Kalika Devi Temple is a Hindu temple in Belgaum, Karnataka dedicated to Shaktism.

History 

The place name is mentioned as Rishishringapura, Pirishingi, or Hirishingi in two records from the same place dated 1148 of Jagadekamalla and another dated 1186 of Someshwara IV. It was a noted commercial center.

As per the studies conducted by the department of archaeology, the temple of Shri Kalika Devi in Sirsangi might have been constructed during the first century. Sirsangi is a place which is prominent in Karnataka and this is due to the monuments and temples in and around this small village. Earlier this place was known as Pirising but later, during the Medieval era, the name was changed as Hirisingi.

Mythology
The temple of Shri Kalika Devi in Sirsangi is of mythological significance as its name is mentioned in many Hindu mythologies.

One such myth mentions that a saint by the name of Vrushya Shrunga was involved in penance in Vrushya Shrunga Tapovan, which is currently the place where the temple of Shri Kalika Devi is present. However, demons like Narundasur (Naragunda), Bettasura (Betasur) and Nalundasur (Navalagund) disturbed his meditation. Then the goddesses Chikkumbasura (Chikkumbi) and Hirekumbasura (Hirekumbi) killed these demons heeding the pleas of the ascetic Vrushya Shrunga. The goddesses later settled down here and hence the temple of Shri Kalika Devi was erected in Shirasangi.

Geography

There are two small hillocks at the outskirts of the village, one having a cave locally called Maunappanagavi and the hillock is called Kalluru Gudda ( kallu in Kannada language ಕಲ್ಲು means stone, Ooru ಊರು means town) . Inside the cave is a hill which can accommodate about 200 people; after this is a six-meter-long passage leading to a small pit having water. Another hillock near Kalika temple has a cave locally called Siddeshwaragavi, approachable by climbing nearly 200 steps and inside the cave there is a Shivalinga.

Worship
Depending upon devotees pledges, they put jaggery, wheat, coconuts, rice, edible oil, etc. equivalent to their weight in Tulaa Bhara Seva.
Anna Dasoha seva is also a part of worship.

Temple activities
Many devotees, to complete their vows and pledges on their behalf or on behalf of their family members and also to follow traditional vows.

Festivals

Ugadi
Ugadi is one of the major festivals celebrated by Vishwakarmas of this region.
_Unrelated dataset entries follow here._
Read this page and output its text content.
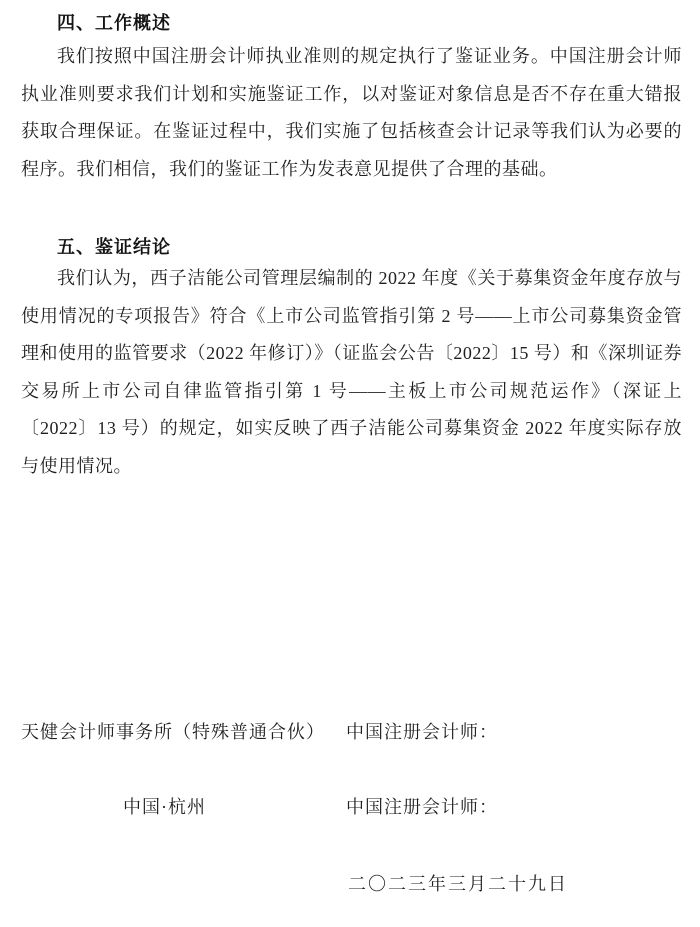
四、工作概述
我们按照中国注册会计师执业准则的规定执行了鉴证业务。中国注册会计师执业准则要求我们计划和实施鉴证工作，以对鉴证对象信息是否不存在重大错报获取合理保证。在鉴证过程中，我们实施了包括核查会计记录等我们认为必要的程序。我们相信，我们的鉴证工作为发表意见提供了合理的基础。
五、鉴证结论
我们认为，西子洁能公司管理层编制的 2022 年度《关于募集资金年度存放与使用情况的专项报告》符合《上市公司监管指引第 2 号——上市公司募集资金管理和使用的监管要求（2022 年修订）》（证监会公告〔2022〕15 号）和《深圳证券交易所上市公司自律监管指引第 1 号——主板上市公司规范运作》（深证上〔2022〕13 号）的规定，如实反映了西子洁能公司募集资金 2022 年度实际存放与使用情况。
天健会计师事务所（特殊普通合伙） 中国注册会计师：
中国·杭州	中国注册会计师：
二〇二三年三月二十九日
The Vishwakarma Samaj Vikas Samsthe organizes religious and cultural programmes on the Amavasya(Dark-moon Day). Devotees offer wheat grown in their fields to the goddess. The famous "Butti" ritual is performed during the early hours of the Padyami.

Halegodi Amavasya 
Halegodi Amavasya is celebrated next to Ugadi Amavasya.

Vishwakarma Mahotsava
This is grandly celebrated on Chatti Amavasya every year.

Vishwakarma caste
Vishwakarma Caste (also known as Vishwabrahmin / Dhiman Brahmins / Brahmins) describes a Brahmin Caste of India who claim to be descendants of Lord Vishwakarma. They are a caste of  engineers, architects, sculptors, temple builders and artists. The term is applied to five sub-castes; blacksmiths, carpenters, coppersmiths, goldsmiths and sculptors.
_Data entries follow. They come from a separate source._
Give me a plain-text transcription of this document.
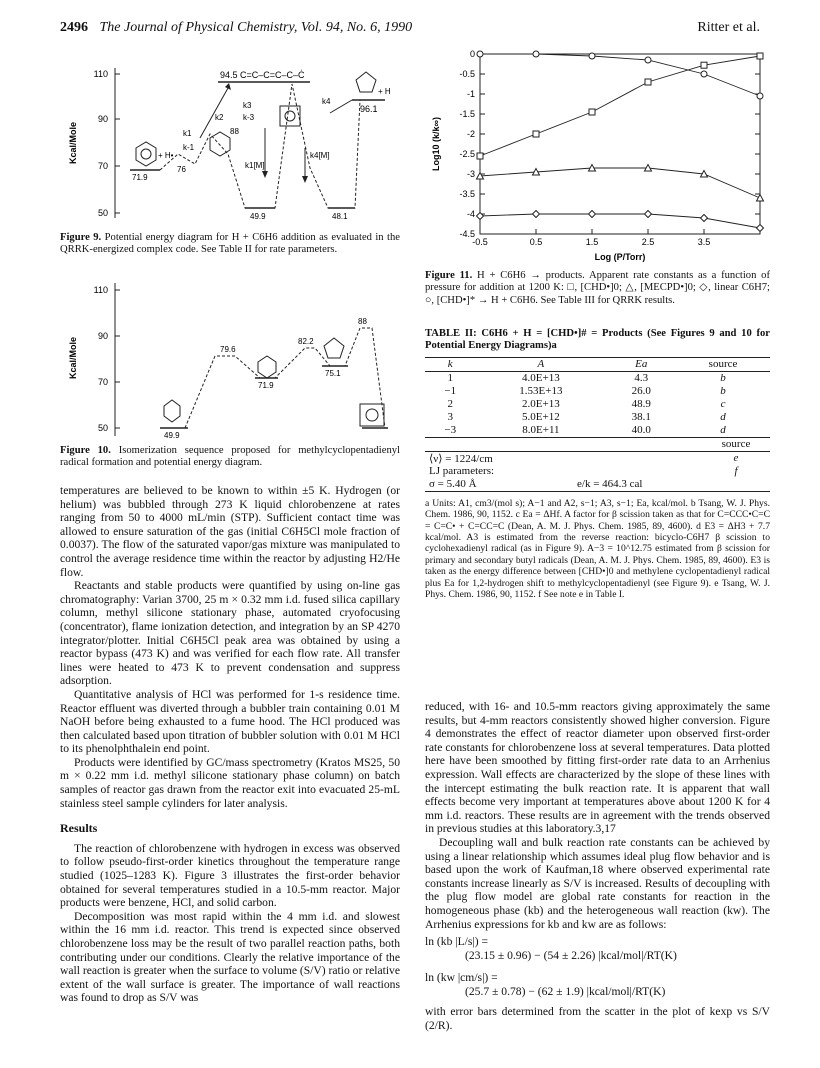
2496 The Journal of Physical Chemistry, Vol. 94, No. 6, 1990	Ritter et al.
110
90
70
50
Kcal/Mole
94.5 C=C–C=C–C–Ċ
+ H•
+ H
96.1
88
71.9
76
49.9	48.1
k1
k-1
k2
k3
k-3
k4
k1[M]
k4[M]
Figure 9. Potential energy diagram for H + C6H6 addition as evaluated in the QRRK-energized complex code. See Table II for rate parameters.
110
90
70
50
Kcal/Mole	79.6
82.2
88
71.9
75.1
49.9
Figure 10. Isomerization sequence proposed for methylcyclopentadienyl radical formation and potential energy diagram.

temperatures are believed to be known to within ±5 K. Hydrogen (or helium) was bubbled through 273 K liquid chlorobenzene at rates ranging from 50 to 4000 mL/min (STP). Sufficient contact time was allowed to ensure saturation of the gas (initial C6H5Cl mole fraction of 0.0037). The flow of the saturated vapor/gas mixture was manipulated to control the average residence time within the reactor by adjusting H2/He flow.

Reactants and stable products were quantified by using on-line gas chromatography: Varian 3700, 25 m × 0.32 mm i.d. fused silica capillary column, methyl silicone stationary phase, automated cryofocusing (concentrator), flame ionization detection, and integration by an SP 4270 integrator/plotter. Initial C6H5Cl peak area was obtained by using a reactor bypass (473 K) and was verified for each flow rate. All transfer lines were heated to 473 K to prevent condensation and suppress adsorption.

Quantitative analysis of HCl was performed for 1-s residence time. Reactor effluent was diverted through a bubbler train containing 0.01 M NaOH before being exhausted to a fume hood. The HCl produced was then calculated based upon titration of bubbler solution with 0.01 M HCl to its phenolphthalein end point.

Products were identified by GC/mass spectrometry (Kratos MS25, 50 m × 0.22 mm i.d. methyl silicone stationary phase column) on batch samples of reactor gas drawn from the reactor exit into evacuated 25-mL stainless steel sample cylinders for later analysis.

Results

The reaction of chlorobenzene with hydrogen in excess was observed to follow pseudo-first-order kinetics throughout the temperature range studied (1025–1283 K). Figure 3 illustrates the first-order behavior obtained for several temperatures studied in a 10.5-mm reactor. Major products were benzene, HCl, and solid carbon.

Decomposition was most rapid within the 4 mm i.d. and slowest within the 16 mm i.d. reactor. This trend is expected since observed chlorobenzene loss may be the result of two parallel reaction paths, both contributing under our conditions. Clearly the relative importance of the wall reaction is greater when the surface to volume (S/V) ratio or relative extent of the wall surface is greater. The importance of wall reactions was found to drop as S/V was

0
-0.5
-1
-1.5
-2
-2.5
-3
-3.5
-4
-4.5
-0.5	0.5	1.5	2.5	3.5
Log (P/Torr)
Log10 (k/k∞)
Figure 11. H + C6H6 → products. Apparent rate constants as a function of pressure for addition at 1200 K: □, [CHD•]0; △, [MECPD•]0; ◇, linear C6H7; ○, [CHD•]* → H + C6H6. See Table III for QRRK results.
TABLE II: C6H6 + H = [CHD•]# = Products (See Figures 9 and 10 for Potential Energy Diagrams)a
k	A	Ea	source
1	4.0E+13	4.3	b
−1	1.53E+13	26.0	b
2	2.0E+13	48.9	c
3	5.0E+12	38.1	d
−3	8.0E+11	40.0	d
		source
⟨ν⟩ = 1224/cm		e
LJ parameters:		f
σ = 5.40 Å	e/k = 464.3 cal	
a Units: A1, cm3/(mol s); A−1 and A2, s−1; A3, s−1; Ea, kcal/mol. b Tsang, W. J. Phys. Chem. 1986, 90, 1152. c Ea = ΔHf. A factor for β scission taken as that for C=CCC•C=C = C=C• + C=CC=C (Dean, A. M. J. Phys. Chem. 1985, 89, 4600). d E3 = ΔH3 + 7.7 kcal/mol. A3 is estimated from the reverse reaction: bicyclo-C6H7 β scission to cyclohexadienyl radical (as in Figure 9). A−3 = 10^12.75 estimated from β scission for primary and secondary butyl radicals (Dean, A. M. J. Phys. Chem. 1985, 89, 4600). E3 is taken as the energy difference between [CHD•]0 and methylene cyclopentadienyl radical plus Ea for 1,2-hydrogen shift to methylcyclopentadienyl (see Figure 9). e Tsang, W. J. Phys. Chem. 1986, 90, 1152. f See note e in Table I.

reduced, with 16- and 10.5-mm reactors giving approximately the same results, but 4-mm reactors consistently showed higher conversion. Figure 4 demonstrates the effect of reactor diameter upon observed first-order rate constants for chlorobenzene loss at several temperatures. Data plotted here have been smoothed by fitting first-order rate data to an Arrhenius expression. Wall effects are characterized by the slope of these lines with the intercept estimating the bulk reaction rate. It is apparent that wall effects become very important at temperatures above about 1200 K for 4 mm i.d. reactors. These results are in agreement with the trends observed in previous studies at this laboratory.3,17

Decoupling wall and bulk reaction rate constants can be achieved by using a linear relationship which assumes ideal plug flow behavior and is based upon the work of Kaufman,18 where observed experimental rate constants increase linearly as S/V is increased. Results of decoupling with the plug flow model are global rate constants for reaction in the homogeneous phase (kb) and the heterogeneous wall reaction (kw). The Arrhenius expressions for kb and kw are as follows:

ln (kb |L/s|) =
(23.15 ± 0.96) − (54 ± 2.26) |kcal/mol|/RT(K)
ln (kw |cm/s|) =
(25.7 ± 0.78) − (62 ± 1.9) |kcal/mol|/RT(K)

with error bars determined from the scatter in the plot of kexp vs S/V (2/R).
The contribution of the Vishwakarmis to Hindu art and architecture is immense. The University of Nalanda has been an architectural marvel for ages together as also the iron pillars of Delhi. At the same time Hindu architecture as well as Buddhist architecture represents great contributions of the Vishwakarmis.

Tradition says that the Vishwakarmi castes are subdivided according to the names of their sons. The sons of Lord Vishwakarma were Manu, Maya, Thwastha, Silpi and Vishvajnya. People belonging to the Manu cast are blacksmiths; those of the Manu group are carpenters. The metal craftsmen are known as Thwastha and those who are goldsmiths are called by the name Vishyajnya.
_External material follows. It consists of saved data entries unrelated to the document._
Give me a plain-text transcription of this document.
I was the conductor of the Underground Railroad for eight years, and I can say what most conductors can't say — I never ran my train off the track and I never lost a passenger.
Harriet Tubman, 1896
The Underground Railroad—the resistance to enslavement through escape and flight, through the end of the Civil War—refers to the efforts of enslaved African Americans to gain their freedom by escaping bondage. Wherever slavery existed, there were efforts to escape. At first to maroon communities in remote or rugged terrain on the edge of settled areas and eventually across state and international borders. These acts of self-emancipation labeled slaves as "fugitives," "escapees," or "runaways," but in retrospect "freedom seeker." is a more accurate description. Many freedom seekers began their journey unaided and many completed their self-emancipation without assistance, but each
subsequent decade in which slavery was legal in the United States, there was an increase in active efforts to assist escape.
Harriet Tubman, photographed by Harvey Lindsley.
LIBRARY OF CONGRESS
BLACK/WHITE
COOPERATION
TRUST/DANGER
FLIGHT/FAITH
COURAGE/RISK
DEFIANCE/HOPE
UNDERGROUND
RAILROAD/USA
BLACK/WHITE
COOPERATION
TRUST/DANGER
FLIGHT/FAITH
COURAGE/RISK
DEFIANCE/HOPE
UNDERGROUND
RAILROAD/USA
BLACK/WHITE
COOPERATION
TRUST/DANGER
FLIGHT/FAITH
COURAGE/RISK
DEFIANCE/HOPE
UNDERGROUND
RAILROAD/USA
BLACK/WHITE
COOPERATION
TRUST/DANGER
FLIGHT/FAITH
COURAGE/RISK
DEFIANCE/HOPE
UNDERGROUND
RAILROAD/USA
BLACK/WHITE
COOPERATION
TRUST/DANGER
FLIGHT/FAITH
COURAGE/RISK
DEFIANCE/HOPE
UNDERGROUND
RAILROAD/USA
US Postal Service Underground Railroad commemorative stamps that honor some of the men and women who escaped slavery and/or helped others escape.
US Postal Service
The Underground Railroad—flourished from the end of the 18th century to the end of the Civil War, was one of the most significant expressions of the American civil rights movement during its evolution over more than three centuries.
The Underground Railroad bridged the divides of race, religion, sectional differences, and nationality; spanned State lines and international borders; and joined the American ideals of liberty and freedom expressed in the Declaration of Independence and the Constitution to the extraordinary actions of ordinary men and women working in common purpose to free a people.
The Vishwakarmi castes have been subdivided into five gotras each corresponding to the name of a Rishi which has been mentioned in the Yajur Veda. The five gotras of the Vishwakarmi are Sanagasya Manu, Sanatanasya Maya, Abhuvanasya Tvashta, Pratanansya SiIpi and Suparnasya Vishvajna. The five gotras of the Vishwakarmis are again subdivided into 25 sub-clans.

Transportation

Road
The Kalika Devi temple at Sirsangi is 62 km from Dharwad and is on the Dharwad–Bijapur route. It is around 2 km from the bus stand at Sirsangi.

Air

The nearest airport is Belgaum which is around 100 km and Hubli around 72 km from Shri Kalika Devi Temple at Sirsangi.

Rail
The nearest railway station is located at Belgaum. There are daily trains which connect Belgaum to other spots in Karnataka.